CSCO è aumentato di oltre l'1,4% venerdì 15 maggio, a $117,59 a metà giornata. Questo è un prezzo di picco, quindi gli investitori di valore cercano un punto di ingresso più basso. Un modo per farlo è vendere allo scoperto opzioni put e call out-of-the-money (OTM). Questo articolo mostrerà come farlo.
Cisco Systems, l'azienda di software e hardware per la sicurezza di rete che beneficia delle vendite agli hyperscaler di AI, ha comunicato che i suoi ricavi del terzo trimestre fiscale (terminato il 25 aprile) sono aumentati del +12% YoY, e per i 9 mesi sono aumentati del +9,75%.
La maggior parte di ciò proveniva dalle vendite di hardware e prodotti, che rappresentano ancora 12,1 miliardi di dollari dei suoi 15,8 miliardi di vendite trimestrali, ovvero il 76%. I suoi ricavi da servizi sono effettivamente diminuiti nel trimestre.
Questo potrebbe essere uno dei motivi per cui sia il suo flusso di cassa operativo (OCF) che il free cash flow (FCF) sono stati inferiori, così come i margini correlati (cioè, percentuale dei ricavi).
Ad esempio, il suo OCF del terzo trimestre è sceso da 4,057 miliardi di dollari dell'anno scorso a 3,757 miliardi di dollari quest'anno, secondo i dati di Stock Analysis.
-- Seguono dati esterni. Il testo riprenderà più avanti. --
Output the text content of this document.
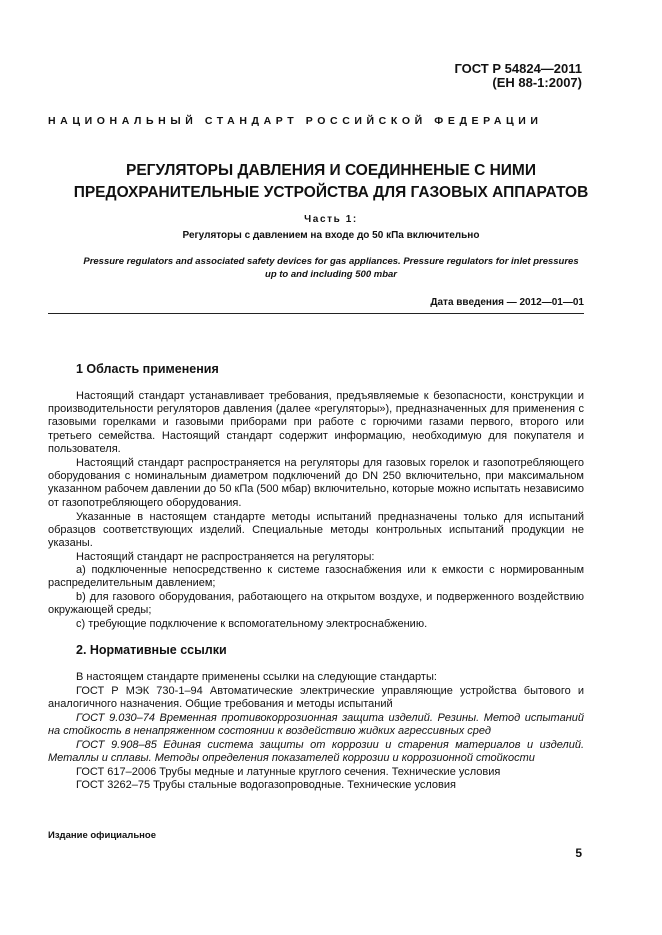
ГОСТ Р 54824—2011
(ЕН 88-1:2007)
НАЦИОНАЛЬНЫЙ СТАНДАРТ РОССИЙСКОЙ ФЕДЕРАЦИИ
РЕГУЛЯТОРЫ ДАВЛЕНИЯ И СОЕДИННЕНЫЕ С НИМИ
ПРЕДОХРАНИТЕЛЬНЫЕ УСТРОЙСТВА ДЛЯ ГАЗОВЫХ АППАРАТОВ
Часть 1:
Регуляторы с давлением на входе до 50 кПа включительно
Pressure regulators and associated safety devices for gas appliances. Pressure regulators for inlet pressures
up to and including 500 mbar
Дата введения — 2012—01—01
1 Область применения

Настоящий стандарт устанавливает требования, предъявляемые к безопасности, конструкции и производительности регуляторов давления (далее «регуляторы»), предназначенных для применения с газовыми горелками и газовыми приборами при работе с горючими газами первого, второго или третьего семейства. Настоящий стандарт содержит информацию, необходимую для покупателя и пользователя.

Настоящий стандарт распространяется на регуляторы для газовых горелок и газопотребляющего оборудования с номинальным диаметром подключений до DN 250 включительно, при максимальном указанном рабочем давлении до 50 кПа (500 мбар) включительно, которые можно испытать независимо от газопотребляющего оборудования.

Указанные в настоящем стандарте методы испытаний предназначены только для испытаний образцов соответствующих изделий. Специальные методы контрольных испытаний продукции не указаны.

Настоящий стандарт не распространяется на регуляторы:

а) подключенные непосредственно к системе газоснабжения или к емкости с нормированным распределительным давлением;

b) для газового оборудования, работающего на открытом воздухе, и подверженного воздействию окружающей среды;

с) требующие подключение к вспомогательному электроснабжению.

2. Нормативные ссылки

В настоящем стандарте применены ссылки на следующие стандарты:

ГОСТ Р МЭК 730-1–94 Автоматические электрические управляющие устройства бытового и аналогичного назначения. Общие требования и методы испытаний

ГОСТ 9.030–74 Временная противокоррозионная защита изделий. Резины. Метод испытаний на стойкость в ненапряженном состоянии к воздействию жидких агрессивных сред

ГОСТ 9.908–85 Единая система защиты от коррозии и старения материалов и изделий. Металлы и сплавы. Методы определения показателей коррозии и коррозионной стойкости

ГОСТ 617–2006 Трубы медные и латунные круглого сечения. Технические условия

ГОСТ 3262–75 Трубы стальные водогазопроводные. Технические условия

Издание официальное
5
Inoltre, le spese in conto capitale (capex) sono aumentate da 261 milioni di dollari a 414 milioni di dollari. Inoltre, l'OCF degli ultimi dodici mesi (TTM) è diminuito del 4,85% a 13,025 miliardi di dollari.
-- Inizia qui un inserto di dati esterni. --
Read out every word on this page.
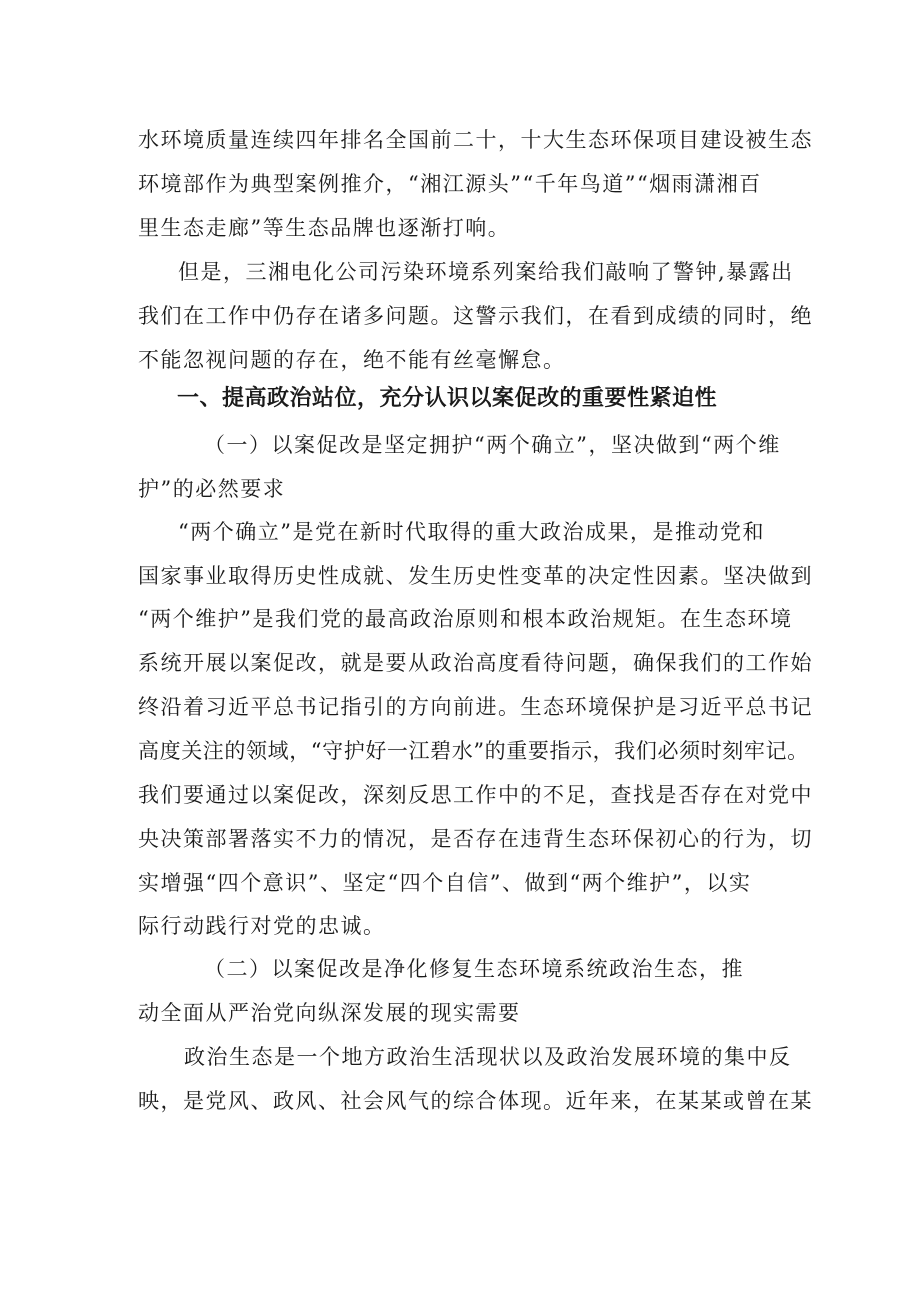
水环境质量连续四年排名全国前二十，十大生态环保项目建设被生态
环境部作为典型案例推介，“湘江源头”“千年鸟道”“烟雨潇湘百
里生态走廊”等生态品牌也逐渐打响。
但是，三湘电化公司污染环境系列案给我们敲响了警钟,暴露出
我们在工作中仍存在诸多问题。这警示我们，在看到成绩的同时，绝
不能忽视问题的存在，绝不能有丝毫懈怠。
一、提高政治站位，充分认识以案促改的重要性紧迫性
（一）以案促改是坚定拥护“两个确立”，坚决做到“两个维
护”的必然要求
“两个确立”是党在新时代取得的重大政治成果，是推动党和
国家事业取得历史性成就、发生历史性变革的决定性因素。坚决做到
“两个维护”是我们党的最高政治原则和根本政治规矩。在生态环境
系统开展以案促改，就是要从政治高度看待问题，确保我们的工作始
终沿着习近平总书记指引的方向前进。生态环境保护是习近平总书记
高度关注的领域，“守护好一江碧水”的重要指示，我们必须时刻牢记。
我们要通过以案促改，深刻反思工作中的不足，查找是否存在对党中
央决策部署落实不力的情况，是否存在违背生态环保初心的行为，切
实增强“四个意识”、坚定“四个自信”、做到“两个维护”，以实
际行动践行对党的忠诚。
（二）以案促改是净化修复生态环境系统政治生态，推
动全面从严治党向纵深发展的现实需要
政治生态是一个地方政治生活现状以及政治发展环境的集中反
映，是党风、政风、社会风气的综合体现。近年来，在某某或曾在某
Di conseguenza, il suo FCF del terzo trimestre è diminuito del 12% da 3,796 miliardi di dollari a 3,343 miliardi di dollari nel terzo trimestre. E il suo FCF TTM è sceso al 7,9% a 11,788 miliardi di dollari.
Ciò implica che i suoi margini FCF del secondo trimestre e TTM sono diminuiti. Ad esempio, il suo margine del terzo trimestre è sceso dal 26,83% dell'anno scorso al 21,1%. Inoltre, il suo margine TTM era del 19,4%, in calo dal 23,0%.
Ciononostante, gli analisti prevedono ricavi significativamente più elevati per il prossimo anno fiscale che termina il 31 luglio 2027. Ciò potrebbe portare a un FCF più elevato. Questo potrebbe essere il motivo per cui il titolo CSCO continua a salire.
Previsioni FCF Cisco Systems più elevate
Ad esempio, 23 analisti intervistati da Seeking Alpha hanno una proiezione media di ricavi di 68,05 miliardi di dollari, in aumento dell'8,2% rispetto alle previsioni per l'anno fiscale 2026.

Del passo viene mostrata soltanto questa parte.